Only 48% of patients said they were always involved in decisions about their treatment, and 29% of patients didn't know who was in charge of their case while they were in the hospital.
"That's terrible," says Beth Lown, medical director of the Schwartz Center for Compassionate Healthcare at Massachusetts General Hospital, which commissioned the survey by Marttila Strategies in Boston. These patients "are orphans" in the hospital, she says.
Eighty-one percent of patients and 71% of doctors agreed communication made a difference in "whether a patient lives or dies," according to the survey of 500 doctors and 800 patients.
"So there's a disconnect between what people say they want and what's happening," says Gregory Makoul, chairman of the American Academy on Communication in Healthcare.

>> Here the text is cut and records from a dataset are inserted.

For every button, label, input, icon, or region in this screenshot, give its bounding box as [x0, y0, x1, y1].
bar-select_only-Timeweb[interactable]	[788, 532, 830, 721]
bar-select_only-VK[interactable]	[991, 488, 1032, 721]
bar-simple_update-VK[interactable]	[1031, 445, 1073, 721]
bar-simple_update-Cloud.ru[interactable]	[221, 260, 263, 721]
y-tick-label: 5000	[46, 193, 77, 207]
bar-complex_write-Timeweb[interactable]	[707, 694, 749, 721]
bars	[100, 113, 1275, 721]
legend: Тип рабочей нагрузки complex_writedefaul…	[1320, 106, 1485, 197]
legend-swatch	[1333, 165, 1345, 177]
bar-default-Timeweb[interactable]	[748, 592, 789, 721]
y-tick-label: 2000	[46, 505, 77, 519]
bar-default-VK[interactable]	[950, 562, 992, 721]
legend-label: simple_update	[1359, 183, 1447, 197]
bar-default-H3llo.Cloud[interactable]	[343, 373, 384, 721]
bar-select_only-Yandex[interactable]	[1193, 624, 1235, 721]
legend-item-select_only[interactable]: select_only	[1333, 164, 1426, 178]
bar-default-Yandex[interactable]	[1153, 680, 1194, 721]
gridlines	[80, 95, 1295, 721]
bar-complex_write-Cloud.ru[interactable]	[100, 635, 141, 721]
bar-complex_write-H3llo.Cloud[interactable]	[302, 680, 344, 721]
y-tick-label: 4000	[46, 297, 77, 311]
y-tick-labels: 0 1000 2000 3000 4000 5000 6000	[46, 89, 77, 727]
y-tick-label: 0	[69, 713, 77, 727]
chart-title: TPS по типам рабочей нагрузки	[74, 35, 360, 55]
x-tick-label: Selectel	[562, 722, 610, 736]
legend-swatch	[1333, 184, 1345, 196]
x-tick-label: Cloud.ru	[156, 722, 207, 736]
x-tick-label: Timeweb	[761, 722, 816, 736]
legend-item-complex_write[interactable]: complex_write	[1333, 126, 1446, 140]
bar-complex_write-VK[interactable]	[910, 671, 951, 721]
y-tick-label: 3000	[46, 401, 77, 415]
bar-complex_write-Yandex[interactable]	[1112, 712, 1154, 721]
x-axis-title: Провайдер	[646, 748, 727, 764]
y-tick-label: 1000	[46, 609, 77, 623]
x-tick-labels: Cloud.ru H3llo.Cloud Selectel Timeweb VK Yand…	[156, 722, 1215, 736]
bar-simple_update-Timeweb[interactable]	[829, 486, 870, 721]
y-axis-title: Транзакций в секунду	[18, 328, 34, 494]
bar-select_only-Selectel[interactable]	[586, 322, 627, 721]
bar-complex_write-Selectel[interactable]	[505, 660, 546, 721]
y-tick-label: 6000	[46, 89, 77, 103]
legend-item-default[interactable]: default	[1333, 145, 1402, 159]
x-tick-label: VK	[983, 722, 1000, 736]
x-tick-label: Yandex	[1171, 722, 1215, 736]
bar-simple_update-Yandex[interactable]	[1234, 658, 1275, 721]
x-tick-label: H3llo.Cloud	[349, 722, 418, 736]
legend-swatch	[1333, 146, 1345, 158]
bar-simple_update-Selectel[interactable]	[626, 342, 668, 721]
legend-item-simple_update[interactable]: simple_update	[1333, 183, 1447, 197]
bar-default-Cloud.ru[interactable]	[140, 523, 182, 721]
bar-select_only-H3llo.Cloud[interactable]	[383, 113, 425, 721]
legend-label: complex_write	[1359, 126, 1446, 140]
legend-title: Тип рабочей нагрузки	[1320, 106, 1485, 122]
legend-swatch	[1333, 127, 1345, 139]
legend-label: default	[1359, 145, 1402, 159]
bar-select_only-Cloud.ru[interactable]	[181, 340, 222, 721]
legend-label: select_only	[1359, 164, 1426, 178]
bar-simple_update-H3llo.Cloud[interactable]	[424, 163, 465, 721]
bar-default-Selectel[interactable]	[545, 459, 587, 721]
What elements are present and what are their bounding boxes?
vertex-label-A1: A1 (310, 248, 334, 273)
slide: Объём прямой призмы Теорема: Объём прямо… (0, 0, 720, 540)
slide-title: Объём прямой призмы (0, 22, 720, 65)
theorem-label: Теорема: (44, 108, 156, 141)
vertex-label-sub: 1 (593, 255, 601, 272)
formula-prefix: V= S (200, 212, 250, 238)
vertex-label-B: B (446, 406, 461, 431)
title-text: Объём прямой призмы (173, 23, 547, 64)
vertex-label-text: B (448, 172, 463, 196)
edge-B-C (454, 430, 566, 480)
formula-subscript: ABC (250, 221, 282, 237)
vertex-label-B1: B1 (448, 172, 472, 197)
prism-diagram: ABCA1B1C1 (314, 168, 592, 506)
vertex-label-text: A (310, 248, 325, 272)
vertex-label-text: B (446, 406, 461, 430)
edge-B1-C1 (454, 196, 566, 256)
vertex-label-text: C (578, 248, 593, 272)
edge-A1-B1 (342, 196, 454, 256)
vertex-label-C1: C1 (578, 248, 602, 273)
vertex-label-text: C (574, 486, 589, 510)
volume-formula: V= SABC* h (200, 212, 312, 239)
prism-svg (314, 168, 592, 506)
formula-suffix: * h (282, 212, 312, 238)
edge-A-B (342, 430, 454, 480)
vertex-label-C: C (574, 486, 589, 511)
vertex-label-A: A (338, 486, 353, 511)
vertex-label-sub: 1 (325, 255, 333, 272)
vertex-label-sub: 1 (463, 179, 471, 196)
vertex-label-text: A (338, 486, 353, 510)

Emphasis on better communication has increased in recent years as the medical community has become more aware of its effect on patient healing. Since 1995, U.S. medical students have been required to get training in communication skills. And in 2005, the United States Medical Licensing Exam began to include testing on interpersonal and communication skills.
Communication skills and high patient-satisfaction scores can give hospitals a competitive edge as well as reduce malpractice claims, says Debra Roter, a professor at Johns Hopkins University in Baltimore.